1) Назотрахеальную интубацию можно проводить вслепую (без ларингоскопа), но только при сохраненном самостоятельном дыхании. Используют трубку меньшего диаметра, чем при оротрахеальной интубации. Назотрахеальная трубка причиняет меньше неудобств больному, ее легче фиксировать, однако через несколько суток повреждаются носовые раковины и часто развиваются синуситы.

2) Оротрахеальную интубацию используют чаще всего. Оротрахеальная трубка короче, чем назотрахеальная, и имеет больший диаметр, что уменьшает работу дыхания и облегчает отсасывание мокроты. При остановке дыхания всегда прибегают к оротрахеальной интубации, так как эта процедура быстрее и осуществляется под контролем ларингоскопа.

в. Коникотомия и трахеотомия. В экстренных случаях (при тяжелой челюстно-лицевой травме, когда оротрахеальная интубация невозможна) и в плановом порядке для обеспечения длительной ИВЛ прибегают к коникотомии или трахеотомии. При дыхании через трахеостому работа дыхания минимальна, а отсасывание мокроты не вызывает затруднений.

2. ИВЛ. Режим ИВЛ и параметры вентиляции определяются характером заболевания и зависят от пола, возраста и антропометрических данных больного. При установке начальных настроек респиратора можно руководствоваться общими правилами.

1) Принудительная ИВЛ. Режим, при котором фиксированный объем газовой смеси с заданной частотой поступает из респиратора в дыхательные пути.

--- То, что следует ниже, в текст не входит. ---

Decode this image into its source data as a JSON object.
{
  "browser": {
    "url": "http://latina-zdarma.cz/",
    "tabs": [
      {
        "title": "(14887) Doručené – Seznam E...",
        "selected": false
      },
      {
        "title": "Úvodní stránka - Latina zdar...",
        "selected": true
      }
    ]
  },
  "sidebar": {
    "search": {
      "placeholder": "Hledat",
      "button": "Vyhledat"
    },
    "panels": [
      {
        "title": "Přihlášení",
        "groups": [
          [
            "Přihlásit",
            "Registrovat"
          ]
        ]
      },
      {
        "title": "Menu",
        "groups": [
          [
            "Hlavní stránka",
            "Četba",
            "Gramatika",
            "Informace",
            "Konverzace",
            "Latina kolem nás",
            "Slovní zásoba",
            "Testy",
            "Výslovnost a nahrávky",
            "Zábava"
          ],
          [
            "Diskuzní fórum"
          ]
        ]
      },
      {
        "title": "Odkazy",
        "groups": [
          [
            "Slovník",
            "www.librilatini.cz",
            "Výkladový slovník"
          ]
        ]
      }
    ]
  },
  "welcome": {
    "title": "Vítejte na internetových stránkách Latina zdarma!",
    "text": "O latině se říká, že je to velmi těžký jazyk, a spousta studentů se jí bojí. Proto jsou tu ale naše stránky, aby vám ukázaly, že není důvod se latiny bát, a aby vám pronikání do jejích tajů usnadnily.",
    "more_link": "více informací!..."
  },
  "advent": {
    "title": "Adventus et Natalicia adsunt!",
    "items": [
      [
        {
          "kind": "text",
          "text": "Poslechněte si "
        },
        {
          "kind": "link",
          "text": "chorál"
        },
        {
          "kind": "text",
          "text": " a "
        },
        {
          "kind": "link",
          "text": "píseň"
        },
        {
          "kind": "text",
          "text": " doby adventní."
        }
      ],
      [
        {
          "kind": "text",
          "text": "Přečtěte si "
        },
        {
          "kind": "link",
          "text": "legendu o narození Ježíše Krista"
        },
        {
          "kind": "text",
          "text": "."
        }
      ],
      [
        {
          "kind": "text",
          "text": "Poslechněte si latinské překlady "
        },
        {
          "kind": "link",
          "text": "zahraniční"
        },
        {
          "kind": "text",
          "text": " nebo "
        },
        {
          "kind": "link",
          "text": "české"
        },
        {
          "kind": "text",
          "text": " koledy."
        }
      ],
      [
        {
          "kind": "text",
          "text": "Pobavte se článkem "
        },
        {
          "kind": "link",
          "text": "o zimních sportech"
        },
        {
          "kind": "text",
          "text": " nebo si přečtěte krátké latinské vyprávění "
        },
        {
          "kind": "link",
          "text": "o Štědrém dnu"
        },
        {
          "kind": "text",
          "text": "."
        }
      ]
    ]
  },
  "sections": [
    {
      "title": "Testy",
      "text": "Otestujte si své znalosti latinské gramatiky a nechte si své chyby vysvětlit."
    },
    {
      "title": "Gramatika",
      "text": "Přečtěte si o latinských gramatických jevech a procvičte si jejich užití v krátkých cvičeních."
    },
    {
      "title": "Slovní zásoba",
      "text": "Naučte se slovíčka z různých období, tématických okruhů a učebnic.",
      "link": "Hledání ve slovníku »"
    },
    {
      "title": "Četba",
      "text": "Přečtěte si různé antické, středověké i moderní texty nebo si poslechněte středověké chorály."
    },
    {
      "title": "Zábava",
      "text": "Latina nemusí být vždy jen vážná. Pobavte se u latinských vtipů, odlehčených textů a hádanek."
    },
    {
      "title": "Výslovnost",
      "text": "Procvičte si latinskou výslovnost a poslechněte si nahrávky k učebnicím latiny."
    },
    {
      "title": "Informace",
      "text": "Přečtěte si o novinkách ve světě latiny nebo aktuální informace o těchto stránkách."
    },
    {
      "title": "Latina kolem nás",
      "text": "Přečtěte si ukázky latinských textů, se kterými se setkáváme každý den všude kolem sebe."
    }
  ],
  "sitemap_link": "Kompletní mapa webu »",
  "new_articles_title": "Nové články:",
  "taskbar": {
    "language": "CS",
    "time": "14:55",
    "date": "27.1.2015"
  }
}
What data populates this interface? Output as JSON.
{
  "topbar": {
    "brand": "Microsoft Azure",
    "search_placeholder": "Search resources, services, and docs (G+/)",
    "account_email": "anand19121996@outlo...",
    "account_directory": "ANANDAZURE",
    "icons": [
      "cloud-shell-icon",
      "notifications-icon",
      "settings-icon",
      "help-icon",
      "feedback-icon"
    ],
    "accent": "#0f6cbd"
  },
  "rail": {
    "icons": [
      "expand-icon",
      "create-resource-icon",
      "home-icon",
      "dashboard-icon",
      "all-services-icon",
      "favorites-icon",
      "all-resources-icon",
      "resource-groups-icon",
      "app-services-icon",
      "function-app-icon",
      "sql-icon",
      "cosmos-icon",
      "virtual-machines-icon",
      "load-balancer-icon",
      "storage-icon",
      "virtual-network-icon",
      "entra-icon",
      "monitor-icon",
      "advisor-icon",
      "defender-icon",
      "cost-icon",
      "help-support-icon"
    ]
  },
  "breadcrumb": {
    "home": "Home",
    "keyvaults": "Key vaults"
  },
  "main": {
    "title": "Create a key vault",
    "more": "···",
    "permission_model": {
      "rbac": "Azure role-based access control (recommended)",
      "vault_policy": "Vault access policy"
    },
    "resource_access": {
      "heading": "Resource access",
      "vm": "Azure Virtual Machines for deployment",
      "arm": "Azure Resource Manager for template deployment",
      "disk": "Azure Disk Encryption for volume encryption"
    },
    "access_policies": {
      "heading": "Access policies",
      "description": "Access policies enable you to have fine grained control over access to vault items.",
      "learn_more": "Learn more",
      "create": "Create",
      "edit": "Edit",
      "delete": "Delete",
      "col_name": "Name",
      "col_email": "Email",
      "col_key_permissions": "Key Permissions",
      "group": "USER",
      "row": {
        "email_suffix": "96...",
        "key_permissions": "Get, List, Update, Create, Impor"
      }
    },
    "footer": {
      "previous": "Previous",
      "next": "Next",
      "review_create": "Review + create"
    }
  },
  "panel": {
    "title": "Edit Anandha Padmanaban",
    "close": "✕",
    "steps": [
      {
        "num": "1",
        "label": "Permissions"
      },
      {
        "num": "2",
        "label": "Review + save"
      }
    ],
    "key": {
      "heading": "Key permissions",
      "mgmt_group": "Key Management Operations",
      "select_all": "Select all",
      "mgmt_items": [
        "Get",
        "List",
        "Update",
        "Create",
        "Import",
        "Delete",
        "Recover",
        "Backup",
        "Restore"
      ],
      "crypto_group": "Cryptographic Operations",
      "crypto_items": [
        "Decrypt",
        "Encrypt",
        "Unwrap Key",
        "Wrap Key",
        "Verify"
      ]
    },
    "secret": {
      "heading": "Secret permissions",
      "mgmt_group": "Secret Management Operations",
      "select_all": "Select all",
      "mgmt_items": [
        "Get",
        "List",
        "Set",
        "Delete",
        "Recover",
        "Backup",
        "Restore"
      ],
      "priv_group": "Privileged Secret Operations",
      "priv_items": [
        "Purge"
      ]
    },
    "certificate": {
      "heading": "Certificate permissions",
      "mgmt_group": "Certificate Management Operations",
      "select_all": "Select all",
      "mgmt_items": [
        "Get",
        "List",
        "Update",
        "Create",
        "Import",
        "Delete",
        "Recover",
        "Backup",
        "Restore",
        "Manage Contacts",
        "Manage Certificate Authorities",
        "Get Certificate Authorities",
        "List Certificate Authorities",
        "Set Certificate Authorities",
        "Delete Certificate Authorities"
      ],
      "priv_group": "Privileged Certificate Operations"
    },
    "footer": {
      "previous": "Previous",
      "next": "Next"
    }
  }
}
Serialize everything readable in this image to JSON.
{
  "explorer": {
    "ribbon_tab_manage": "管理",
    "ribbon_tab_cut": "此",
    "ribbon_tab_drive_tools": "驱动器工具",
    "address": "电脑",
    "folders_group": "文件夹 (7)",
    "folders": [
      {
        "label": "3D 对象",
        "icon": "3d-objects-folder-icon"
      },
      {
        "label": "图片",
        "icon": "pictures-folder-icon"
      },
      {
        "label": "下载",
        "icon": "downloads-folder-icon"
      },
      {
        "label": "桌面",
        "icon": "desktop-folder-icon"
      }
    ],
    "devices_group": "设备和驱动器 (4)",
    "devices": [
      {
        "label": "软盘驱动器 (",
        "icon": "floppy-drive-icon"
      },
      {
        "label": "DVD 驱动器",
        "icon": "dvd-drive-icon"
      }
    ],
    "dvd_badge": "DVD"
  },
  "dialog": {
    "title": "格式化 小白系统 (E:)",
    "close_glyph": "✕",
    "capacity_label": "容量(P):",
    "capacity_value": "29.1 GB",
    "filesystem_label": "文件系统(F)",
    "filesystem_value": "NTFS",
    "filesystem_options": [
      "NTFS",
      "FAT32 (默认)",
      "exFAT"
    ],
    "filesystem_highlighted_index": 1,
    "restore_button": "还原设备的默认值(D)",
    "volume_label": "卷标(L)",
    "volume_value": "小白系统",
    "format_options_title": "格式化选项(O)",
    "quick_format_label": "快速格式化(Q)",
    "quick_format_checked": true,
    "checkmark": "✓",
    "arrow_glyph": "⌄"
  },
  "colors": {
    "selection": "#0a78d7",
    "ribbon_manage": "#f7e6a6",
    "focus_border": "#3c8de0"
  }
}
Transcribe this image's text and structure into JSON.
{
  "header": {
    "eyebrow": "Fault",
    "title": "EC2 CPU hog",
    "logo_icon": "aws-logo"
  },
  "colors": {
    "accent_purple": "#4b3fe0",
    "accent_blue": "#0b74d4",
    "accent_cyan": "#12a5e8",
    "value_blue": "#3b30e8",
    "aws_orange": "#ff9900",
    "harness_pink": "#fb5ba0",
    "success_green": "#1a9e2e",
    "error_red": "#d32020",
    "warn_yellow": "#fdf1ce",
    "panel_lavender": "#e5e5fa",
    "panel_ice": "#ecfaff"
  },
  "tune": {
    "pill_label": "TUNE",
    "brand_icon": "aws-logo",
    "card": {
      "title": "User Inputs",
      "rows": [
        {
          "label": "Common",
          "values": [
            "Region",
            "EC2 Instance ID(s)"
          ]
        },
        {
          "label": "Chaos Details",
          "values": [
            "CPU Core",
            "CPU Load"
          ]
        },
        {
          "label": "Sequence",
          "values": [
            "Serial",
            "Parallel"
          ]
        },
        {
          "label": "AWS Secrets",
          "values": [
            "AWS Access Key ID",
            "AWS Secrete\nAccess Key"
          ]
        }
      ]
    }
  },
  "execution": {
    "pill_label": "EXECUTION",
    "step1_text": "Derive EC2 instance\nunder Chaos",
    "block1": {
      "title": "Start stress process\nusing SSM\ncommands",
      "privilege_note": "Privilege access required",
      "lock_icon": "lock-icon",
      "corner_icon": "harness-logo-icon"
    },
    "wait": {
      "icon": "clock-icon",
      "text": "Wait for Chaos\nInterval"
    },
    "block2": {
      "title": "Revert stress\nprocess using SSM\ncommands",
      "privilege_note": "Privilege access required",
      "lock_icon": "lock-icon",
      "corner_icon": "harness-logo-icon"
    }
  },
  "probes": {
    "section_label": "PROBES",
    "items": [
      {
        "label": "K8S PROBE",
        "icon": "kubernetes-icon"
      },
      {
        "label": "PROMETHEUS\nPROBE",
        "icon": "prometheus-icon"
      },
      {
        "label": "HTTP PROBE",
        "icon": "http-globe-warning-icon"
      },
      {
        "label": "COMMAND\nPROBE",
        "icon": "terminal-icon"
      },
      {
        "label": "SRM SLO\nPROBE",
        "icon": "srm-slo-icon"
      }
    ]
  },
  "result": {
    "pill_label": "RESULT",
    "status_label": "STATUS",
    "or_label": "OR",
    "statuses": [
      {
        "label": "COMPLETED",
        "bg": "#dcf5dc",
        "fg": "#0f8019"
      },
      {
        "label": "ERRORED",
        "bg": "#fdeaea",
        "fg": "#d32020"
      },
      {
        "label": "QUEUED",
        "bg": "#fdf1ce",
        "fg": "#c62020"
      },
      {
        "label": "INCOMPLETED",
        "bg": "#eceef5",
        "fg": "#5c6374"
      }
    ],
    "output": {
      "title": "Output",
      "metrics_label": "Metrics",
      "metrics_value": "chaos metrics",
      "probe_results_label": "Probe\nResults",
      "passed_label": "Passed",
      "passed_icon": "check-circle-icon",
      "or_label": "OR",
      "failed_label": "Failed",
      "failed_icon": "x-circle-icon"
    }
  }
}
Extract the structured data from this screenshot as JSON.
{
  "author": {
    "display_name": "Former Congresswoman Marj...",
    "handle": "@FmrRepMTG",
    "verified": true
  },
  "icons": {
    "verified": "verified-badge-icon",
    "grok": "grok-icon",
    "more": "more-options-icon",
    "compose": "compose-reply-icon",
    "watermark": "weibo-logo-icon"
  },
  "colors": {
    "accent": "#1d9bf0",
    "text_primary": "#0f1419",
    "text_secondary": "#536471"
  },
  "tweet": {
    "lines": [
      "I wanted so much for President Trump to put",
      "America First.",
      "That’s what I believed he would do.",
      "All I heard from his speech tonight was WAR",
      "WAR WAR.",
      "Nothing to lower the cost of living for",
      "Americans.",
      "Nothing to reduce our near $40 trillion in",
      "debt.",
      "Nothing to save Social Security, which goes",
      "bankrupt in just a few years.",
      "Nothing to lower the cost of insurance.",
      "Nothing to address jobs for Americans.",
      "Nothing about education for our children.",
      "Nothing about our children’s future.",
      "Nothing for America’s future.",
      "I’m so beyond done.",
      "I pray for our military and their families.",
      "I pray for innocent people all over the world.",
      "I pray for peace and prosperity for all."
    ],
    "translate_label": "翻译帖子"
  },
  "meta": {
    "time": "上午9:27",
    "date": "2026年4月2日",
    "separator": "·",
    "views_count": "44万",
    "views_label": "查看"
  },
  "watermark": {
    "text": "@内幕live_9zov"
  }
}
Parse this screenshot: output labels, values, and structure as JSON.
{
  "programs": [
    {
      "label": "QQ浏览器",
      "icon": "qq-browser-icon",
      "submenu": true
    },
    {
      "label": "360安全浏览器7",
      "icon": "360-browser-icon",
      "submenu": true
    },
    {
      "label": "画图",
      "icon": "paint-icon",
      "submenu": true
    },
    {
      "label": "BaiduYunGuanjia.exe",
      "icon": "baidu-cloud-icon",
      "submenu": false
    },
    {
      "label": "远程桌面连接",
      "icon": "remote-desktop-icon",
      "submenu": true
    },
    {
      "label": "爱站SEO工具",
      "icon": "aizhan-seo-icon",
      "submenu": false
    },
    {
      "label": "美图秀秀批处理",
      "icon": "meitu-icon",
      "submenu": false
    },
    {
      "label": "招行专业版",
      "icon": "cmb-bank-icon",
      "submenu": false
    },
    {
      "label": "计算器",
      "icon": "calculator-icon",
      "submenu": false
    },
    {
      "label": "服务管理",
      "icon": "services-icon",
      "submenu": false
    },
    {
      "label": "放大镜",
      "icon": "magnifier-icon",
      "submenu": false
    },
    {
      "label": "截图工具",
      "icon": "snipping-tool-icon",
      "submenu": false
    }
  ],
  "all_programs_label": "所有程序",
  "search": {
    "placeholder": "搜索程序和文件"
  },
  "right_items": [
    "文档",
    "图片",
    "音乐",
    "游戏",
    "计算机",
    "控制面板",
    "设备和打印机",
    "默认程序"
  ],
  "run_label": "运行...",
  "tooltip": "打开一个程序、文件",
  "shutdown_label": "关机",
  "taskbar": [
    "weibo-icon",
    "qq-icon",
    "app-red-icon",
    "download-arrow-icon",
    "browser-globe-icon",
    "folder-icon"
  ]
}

При попытке самостоятельного вдоха респиратор не запускается. Принудительная ИВЛ необходима при полной неспособности больного к самостоятельному дыханию (отравление наркотическими средствами, тяжелое повреждение головного мозга, использование миорелаксантов). Для больных с сохраненным самостоятельным дыханием режим очень неудобен. Такие больные обычно сопротивляются работе респиратора.

2) Вспомогательно-принудительная ИВЛ. При каждой попытке самостоятельного вдоха респиратор подает в дыхательные пути заданный объем газовой смеси. При тахипноэ любой этиологии высок риск гипервентиляции.

3) Синхронизированная перемежающаяся принудительная ИВЛ позволяет больному дышать самостоятельно. Респиратор включает подачу газовой смеси в заданном объеме синхронно с самостоятельным дыханием, но не при каждой попытке больного сделать вдох. Частота вдуваний в этом режиме ниже, чем при принудительной или вспомогательно-принудительной ИВЛ. Режим позволяет поддерживать работоспособность дыхательных мышц и не вызывает неудобств для больного.

4) ИВЛ с поддерживающим давлением. Положительное давление на вдохе помогает больным с самостоятельным дыханием преодолеть сопротивление дыхательных путей, эндотрахеальной трубки и дыхательного контура респиратора, а также позволяет увеличить дыхательный объем без дополнительных усилий дыхательных мышц.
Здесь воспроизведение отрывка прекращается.